Fonte: WHO Regional Office for Africa |

Dia Mundial da Saúde, 7 de Abril de 2021

Mensagem da Dr.ª Matshidiso Moeti, Directora Regional da OMS para a África

A OMS continua empenhada em garantir que todas as pessoas em África, e no resto mundo, possam usufruir do direito a uma boa saúde

BRAZZAVILLE, Congo (República do), 7 de abril 2021/APO Group/ --

Neste Dia Mundial da Saúde, a OMS pede a todos que participem na construção de um mundo mais justo e saudável.

A pandemia de COVID-19 veio realçar as desigualdades entre países.

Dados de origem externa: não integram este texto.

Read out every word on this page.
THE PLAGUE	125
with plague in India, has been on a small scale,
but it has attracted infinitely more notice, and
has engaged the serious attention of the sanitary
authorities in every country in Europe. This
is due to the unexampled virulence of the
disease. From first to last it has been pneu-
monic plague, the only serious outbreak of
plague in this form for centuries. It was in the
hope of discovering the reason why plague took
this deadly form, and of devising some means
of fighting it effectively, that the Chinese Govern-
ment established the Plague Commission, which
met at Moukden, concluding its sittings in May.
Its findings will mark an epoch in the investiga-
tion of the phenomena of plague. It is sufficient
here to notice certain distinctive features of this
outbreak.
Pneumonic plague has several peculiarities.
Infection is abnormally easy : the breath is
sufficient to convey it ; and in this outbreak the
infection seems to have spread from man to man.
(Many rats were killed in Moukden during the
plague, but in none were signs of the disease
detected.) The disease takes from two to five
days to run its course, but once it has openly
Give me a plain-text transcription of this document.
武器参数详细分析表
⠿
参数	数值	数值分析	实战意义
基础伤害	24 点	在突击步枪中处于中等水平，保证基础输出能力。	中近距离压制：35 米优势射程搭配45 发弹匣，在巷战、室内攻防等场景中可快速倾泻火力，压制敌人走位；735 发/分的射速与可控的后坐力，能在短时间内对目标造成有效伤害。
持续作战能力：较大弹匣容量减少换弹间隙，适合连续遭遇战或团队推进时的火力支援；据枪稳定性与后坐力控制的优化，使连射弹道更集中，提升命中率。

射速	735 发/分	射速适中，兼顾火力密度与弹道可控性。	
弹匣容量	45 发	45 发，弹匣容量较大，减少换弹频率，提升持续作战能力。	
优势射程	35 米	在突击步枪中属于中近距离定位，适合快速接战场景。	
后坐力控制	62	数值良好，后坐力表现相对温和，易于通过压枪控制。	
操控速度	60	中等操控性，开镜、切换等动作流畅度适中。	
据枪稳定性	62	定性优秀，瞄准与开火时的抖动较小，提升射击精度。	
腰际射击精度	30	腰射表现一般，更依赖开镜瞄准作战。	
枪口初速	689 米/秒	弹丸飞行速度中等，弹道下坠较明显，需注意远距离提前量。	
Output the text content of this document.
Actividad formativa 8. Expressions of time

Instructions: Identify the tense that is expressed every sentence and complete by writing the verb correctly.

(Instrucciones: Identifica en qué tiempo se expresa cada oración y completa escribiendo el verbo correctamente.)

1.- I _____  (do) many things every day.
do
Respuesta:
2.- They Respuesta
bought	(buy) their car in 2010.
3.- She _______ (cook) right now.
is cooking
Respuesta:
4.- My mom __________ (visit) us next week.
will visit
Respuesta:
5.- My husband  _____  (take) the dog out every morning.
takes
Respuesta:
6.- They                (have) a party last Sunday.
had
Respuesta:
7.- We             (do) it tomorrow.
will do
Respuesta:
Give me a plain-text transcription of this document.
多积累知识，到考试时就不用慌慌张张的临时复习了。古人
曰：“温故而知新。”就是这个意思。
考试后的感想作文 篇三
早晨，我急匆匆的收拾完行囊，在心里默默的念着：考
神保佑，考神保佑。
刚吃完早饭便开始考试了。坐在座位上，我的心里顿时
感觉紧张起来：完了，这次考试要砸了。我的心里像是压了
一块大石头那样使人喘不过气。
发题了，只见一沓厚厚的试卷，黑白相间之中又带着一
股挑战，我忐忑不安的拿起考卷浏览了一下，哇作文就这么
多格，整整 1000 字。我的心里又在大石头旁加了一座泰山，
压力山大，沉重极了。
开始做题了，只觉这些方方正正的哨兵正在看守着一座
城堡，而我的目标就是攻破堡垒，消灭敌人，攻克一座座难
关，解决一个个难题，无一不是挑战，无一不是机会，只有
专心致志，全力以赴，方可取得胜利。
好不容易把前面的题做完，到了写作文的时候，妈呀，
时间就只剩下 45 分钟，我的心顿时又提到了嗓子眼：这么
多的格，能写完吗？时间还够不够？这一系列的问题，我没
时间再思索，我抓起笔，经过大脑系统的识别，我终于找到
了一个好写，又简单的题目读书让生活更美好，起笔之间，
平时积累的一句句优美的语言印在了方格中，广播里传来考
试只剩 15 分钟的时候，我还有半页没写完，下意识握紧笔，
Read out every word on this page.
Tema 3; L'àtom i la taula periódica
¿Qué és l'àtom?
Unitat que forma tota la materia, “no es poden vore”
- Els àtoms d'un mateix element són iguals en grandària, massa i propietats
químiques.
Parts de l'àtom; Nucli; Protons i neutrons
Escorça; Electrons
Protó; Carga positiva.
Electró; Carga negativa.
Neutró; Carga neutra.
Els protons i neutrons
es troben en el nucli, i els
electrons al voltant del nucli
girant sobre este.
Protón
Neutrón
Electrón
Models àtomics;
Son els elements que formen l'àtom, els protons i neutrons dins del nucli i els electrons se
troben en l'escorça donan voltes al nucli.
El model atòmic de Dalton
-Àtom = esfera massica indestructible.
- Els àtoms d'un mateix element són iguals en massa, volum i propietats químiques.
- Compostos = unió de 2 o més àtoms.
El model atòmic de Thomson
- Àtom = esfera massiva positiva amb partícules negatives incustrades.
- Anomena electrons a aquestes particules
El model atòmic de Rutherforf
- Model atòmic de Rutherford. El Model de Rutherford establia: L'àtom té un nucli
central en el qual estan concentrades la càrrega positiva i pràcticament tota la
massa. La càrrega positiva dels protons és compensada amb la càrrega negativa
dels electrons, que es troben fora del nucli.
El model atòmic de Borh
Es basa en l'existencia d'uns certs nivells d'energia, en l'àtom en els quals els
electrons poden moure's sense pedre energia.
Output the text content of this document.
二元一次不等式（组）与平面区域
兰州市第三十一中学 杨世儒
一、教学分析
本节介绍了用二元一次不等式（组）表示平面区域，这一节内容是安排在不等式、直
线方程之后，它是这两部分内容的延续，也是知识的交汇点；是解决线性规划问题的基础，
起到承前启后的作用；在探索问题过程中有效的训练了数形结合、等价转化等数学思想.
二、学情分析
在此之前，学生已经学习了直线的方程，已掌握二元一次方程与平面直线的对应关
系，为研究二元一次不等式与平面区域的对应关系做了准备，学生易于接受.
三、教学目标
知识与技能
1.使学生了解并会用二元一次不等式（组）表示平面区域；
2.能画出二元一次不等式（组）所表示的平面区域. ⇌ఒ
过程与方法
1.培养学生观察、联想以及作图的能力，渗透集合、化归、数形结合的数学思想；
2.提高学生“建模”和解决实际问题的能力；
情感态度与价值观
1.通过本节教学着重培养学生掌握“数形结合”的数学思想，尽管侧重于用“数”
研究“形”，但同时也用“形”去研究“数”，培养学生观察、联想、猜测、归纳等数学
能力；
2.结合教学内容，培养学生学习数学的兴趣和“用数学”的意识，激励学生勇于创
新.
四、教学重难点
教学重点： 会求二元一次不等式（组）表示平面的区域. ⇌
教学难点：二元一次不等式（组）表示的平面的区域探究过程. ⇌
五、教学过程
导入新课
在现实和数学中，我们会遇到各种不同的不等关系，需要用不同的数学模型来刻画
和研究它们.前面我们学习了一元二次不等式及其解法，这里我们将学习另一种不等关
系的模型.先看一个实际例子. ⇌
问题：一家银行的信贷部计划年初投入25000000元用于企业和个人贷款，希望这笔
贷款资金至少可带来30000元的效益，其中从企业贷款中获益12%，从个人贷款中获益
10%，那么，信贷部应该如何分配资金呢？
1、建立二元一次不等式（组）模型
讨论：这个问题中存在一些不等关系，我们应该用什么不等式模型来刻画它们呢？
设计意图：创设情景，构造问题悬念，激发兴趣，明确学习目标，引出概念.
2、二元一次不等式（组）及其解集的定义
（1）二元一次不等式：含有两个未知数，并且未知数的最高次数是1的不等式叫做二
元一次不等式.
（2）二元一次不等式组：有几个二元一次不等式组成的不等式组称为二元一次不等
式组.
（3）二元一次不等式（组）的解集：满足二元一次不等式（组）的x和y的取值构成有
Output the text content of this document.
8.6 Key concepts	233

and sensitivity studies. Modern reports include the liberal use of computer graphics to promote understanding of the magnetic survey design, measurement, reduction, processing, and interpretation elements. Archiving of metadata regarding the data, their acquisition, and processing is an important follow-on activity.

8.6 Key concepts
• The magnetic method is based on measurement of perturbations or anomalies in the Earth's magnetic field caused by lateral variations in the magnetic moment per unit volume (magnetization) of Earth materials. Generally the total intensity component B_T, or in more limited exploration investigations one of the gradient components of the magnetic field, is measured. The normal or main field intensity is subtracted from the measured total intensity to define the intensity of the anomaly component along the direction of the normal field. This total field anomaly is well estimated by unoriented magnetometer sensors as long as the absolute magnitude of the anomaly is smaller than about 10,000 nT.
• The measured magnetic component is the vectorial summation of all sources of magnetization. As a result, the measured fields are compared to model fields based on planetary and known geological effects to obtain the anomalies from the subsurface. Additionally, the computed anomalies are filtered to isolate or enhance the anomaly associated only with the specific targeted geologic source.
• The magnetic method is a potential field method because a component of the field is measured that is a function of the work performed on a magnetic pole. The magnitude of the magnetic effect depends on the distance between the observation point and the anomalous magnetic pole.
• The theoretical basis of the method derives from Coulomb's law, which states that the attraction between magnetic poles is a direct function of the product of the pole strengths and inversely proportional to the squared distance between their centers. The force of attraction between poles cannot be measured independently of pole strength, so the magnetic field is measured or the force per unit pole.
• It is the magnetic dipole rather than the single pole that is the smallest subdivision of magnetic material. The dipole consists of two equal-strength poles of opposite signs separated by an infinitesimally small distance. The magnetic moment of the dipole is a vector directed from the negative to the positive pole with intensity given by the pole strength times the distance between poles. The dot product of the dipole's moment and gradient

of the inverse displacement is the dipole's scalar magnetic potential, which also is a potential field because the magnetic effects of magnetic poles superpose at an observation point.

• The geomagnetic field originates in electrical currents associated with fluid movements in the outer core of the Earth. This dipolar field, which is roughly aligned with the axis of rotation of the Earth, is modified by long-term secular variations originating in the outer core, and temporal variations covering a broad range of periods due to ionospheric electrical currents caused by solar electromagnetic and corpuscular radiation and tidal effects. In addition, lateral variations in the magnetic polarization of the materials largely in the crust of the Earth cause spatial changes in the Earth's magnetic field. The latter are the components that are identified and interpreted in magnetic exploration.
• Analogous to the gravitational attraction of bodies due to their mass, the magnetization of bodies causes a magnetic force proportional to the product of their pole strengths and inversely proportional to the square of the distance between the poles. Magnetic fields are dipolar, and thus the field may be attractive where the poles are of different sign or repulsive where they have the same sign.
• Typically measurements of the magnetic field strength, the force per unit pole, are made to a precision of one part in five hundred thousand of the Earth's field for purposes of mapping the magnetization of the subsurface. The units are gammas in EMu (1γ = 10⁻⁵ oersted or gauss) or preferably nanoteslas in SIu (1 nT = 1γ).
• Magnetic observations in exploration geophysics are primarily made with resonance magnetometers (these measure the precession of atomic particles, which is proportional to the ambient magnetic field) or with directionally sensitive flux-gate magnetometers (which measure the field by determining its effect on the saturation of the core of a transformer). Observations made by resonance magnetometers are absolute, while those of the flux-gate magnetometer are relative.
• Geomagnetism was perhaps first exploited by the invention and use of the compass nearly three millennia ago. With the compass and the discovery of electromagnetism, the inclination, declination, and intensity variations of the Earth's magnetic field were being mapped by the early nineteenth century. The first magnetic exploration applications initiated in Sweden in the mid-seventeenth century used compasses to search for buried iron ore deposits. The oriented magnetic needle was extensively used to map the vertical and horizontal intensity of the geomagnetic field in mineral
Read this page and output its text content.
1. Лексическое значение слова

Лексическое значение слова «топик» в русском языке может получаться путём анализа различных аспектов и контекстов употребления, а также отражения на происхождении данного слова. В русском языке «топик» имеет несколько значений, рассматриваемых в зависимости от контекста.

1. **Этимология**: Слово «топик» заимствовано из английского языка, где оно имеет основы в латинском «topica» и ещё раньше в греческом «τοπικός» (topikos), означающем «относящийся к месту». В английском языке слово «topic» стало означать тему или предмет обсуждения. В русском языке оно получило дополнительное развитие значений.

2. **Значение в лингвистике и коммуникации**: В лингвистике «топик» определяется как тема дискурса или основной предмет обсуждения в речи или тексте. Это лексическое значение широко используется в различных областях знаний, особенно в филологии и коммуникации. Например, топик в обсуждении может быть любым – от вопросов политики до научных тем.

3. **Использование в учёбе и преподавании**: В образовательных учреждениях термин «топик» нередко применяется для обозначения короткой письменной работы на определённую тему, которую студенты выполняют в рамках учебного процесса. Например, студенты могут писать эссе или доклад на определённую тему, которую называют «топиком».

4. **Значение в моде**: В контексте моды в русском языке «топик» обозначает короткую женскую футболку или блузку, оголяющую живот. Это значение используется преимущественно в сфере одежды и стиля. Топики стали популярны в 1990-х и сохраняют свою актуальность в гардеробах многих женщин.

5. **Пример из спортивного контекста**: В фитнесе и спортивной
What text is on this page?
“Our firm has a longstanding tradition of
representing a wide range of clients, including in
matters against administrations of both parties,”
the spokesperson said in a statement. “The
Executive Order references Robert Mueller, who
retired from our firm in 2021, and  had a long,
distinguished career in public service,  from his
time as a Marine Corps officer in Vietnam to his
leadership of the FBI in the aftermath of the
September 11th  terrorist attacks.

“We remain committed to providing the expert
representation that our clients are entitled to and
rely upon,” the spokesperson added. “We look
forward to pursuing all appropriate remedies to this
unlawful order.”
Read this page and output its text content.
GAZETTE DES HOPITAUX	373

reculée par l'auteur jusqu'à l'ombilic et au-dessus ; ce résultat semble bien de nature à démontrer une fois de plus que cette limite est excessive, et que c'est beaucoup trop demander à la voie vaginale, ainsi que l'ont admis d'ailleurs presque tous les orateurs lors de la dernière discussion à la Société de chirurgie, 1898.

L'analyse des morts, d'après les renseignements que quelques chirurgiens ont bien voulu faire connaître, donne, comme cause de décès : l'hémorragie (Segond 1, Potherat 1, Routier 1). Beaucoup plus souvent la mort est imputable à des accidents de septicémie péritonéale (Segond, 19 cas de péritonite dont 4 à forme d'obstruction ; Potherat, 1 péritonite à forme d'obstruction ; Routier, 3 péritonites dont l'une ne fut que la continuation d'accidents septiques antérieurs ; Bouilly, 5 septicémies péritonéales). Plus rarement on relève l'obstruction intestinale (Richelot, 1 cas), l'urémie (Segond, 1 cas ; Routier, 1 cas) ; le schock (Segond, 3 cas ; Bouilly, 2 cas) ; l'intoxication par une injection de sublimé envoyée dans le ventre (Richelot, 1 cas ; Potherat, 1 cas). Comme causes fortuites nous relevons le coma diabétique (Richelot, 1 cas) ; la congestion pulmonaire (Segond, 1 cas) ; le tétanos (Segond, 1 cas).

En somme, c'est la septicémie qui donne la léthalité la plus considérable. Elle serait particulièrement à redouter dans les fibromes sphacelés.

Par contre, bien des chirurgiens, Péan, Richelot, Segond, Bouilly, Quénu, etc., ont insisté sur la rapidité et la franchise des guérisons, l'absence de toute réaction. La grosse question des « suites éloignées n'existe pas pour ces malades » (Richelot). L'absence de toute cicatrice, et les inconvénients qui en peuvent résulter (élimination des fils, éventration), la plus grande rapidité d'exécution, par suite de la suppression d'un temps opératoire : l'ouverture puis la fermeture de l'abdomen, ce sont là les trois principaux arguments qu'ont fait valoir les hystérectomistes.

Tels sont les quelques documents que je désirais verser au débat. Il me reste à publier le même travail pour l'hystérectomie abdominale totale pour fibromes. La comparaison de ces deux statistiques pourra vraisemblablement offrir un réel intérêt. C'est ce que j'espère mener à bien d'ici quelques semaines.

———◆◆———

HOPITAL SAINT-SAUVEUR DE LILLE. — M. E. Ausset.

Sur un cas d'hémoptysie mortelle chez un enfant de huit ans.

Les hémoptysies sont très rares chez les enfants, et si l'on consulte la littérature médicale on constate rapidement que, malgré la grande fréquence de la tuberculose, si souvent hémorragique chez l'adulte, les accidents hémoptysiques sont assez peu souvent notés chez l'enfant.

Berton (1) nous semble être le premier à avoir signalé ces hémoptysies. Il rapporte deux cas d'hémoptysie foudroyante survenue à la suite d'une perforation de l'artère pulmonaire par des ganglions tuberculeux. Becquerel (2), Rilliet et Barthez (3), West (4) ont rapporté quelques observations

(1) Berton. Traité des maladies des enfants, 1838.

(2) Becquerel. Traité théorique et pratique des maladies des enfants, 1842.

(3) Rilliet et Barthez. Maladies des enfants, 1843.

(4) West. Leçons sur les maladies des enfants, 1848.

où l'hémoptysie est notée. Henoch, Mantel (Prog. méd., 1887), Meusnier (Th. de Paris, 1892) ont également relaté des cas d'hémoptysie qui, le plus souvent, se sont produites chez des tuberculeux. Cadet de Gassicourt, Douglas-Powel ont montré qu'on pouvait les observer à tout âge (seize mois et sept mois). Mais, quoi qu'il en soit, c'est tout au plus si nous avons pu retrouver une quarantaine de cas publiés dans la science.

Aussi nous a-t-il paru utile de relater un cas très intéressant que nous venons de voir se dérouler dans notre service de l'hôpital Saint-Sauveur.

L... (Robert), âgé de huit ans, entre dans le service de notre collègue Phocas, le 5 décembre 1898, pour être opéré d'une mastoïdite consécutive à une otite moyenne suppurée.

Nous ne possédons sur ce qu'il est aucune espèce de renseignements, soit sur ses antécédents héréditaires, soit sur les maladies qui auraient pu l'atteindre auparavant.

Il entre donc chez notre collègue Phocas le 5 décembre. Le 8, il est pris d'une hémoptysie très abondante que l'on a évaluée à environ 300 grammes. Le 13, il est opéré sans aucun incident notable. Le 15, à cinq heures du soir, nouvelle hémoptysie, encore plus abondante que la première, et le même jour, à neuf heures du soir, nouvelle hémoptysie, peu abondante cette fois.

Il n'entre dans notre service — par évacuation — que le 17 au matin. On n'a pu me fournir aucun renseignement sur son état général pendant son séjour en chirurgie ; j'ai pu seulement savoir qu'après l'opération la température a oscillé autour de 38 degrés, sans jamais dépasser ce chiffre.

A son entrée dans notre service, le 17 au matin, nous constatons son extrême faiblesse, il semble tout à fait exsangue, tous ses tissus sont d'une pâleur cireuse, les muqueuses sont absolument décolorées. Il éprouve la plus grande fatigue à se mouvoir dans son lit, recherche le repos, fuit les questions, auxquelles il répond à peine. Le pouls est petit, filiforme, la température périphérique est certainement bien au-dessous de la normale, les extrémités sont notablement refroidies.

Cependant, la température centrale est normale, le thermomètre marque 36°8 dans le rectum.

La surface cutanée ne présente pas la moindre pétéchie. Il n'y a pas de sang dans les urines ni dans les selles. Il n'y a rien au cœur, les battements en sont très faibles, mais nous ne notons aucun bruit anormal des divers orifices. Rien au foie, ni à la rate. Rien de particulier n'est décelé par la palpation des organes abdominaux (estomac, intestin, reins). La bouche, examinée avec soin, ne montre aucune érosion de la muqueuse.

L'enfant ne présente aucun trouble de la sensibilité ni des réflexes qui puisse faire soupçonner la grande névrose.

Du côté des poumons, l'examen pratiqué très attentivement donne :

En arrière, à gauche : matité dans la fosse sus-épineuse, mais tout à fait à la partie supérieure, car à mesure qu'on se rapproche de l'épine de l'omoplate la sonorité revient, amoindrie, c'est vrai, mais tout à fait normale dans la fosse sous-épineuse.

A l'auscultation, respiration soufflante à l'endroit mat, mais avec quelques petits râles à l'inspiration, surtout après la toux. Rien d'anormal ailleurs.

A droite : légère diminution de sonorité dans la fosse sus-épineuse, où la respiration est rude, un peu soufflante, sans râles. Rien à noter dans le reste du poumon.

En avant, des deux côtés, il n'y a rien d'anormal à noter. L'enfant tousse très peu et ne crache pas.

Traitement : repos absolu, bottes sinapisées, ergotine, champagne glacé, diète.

Num contexto de escassez de abastecimentos essenciais, os países africanos foram colocados no fim da fila em termos de acesso a kits de teste à COVID-19, a equipamento de protecção individual e, agora, a vacinas. Dos 548 milhões de doses da vacina contra a COVID-19 administradas em todo o mundo, apenas 11 milhões, ou 2%, foram realizadas em África, enquanto o continente representa cerca de 17% da população mundial.

Também existem desigualdades dentro dos países. A discriminação em razão do género, do local de residência, do rendimento, do nível de escolaridade, da idade, da etnicidade e da deficiência prejudica as populações vulneráveis. Dados recentes de 17 países [1] africanos revelam, por exemplo, que uma pessoa que concluiu o ensino secundário tem três vezes mais probabilidade de ter acesso a meios de contracepção do que alguém que não tenha frequentado a escola. Por sua vez, as mulheres que se situam no quintil mais elevado de rendimento têm cinco vezes mais probabilidade de dar à luz os seus bebés numa unidade de saúde e de os vacinar com a BCG do que as mulheres pertencentes ao quintil mais baixo.  

De forma a inverter esta tendência, precisamos de agir em relação aos determinantes sociais e económicos da saúde, levando a cabo uma acção multissectorial para melhorar as condições de vida e de trabalho, e o acesso à educação das populações, sobretudo dos grupos mais marginalizados. As comunidades devem ser envolvidas nesta iniciativa como parceiros, recorrendo nomeadamente às suas redes e associações para definir e implementar intervenções de saúde e de desenvolvimento.

Um dos principais desafios encontrados na luta contra as desigualdades é o facto de existirem dados limitados sobre a matéria que permitam determinar as populações que não estão a ser abrangidas pelas iniciativas e os motivos por trás desta falha. Para colmatar estas lacunas, os sistemas nacionais de informação sanitária precisam de recolher dados estratificados por idade, sexo e equidade. Estas informações poderão, em seguida, ser usadas para orientar a tomada de decisões e a formulação de políticas.

A OMS está a colaborar com os países de forma a reforçar as capacidades de recolha, gestão e exploração dos dados e para melhorar a monitorização e as acções levadas a cabo para combater as desigualdades evitáveis. No ano transacto, divulgámos orientações técnicas sobre género, equidade e a COVID-19 e formámos 30 equipas nacionais [2] em programas integrados para a promoção da igualdade de género e da equidade na saúde. As equipas estão a pôr em prática as competências que adquiriram para promover uma maior equidade na saúde e lutar contra a violência de género no contexto da COVID-19.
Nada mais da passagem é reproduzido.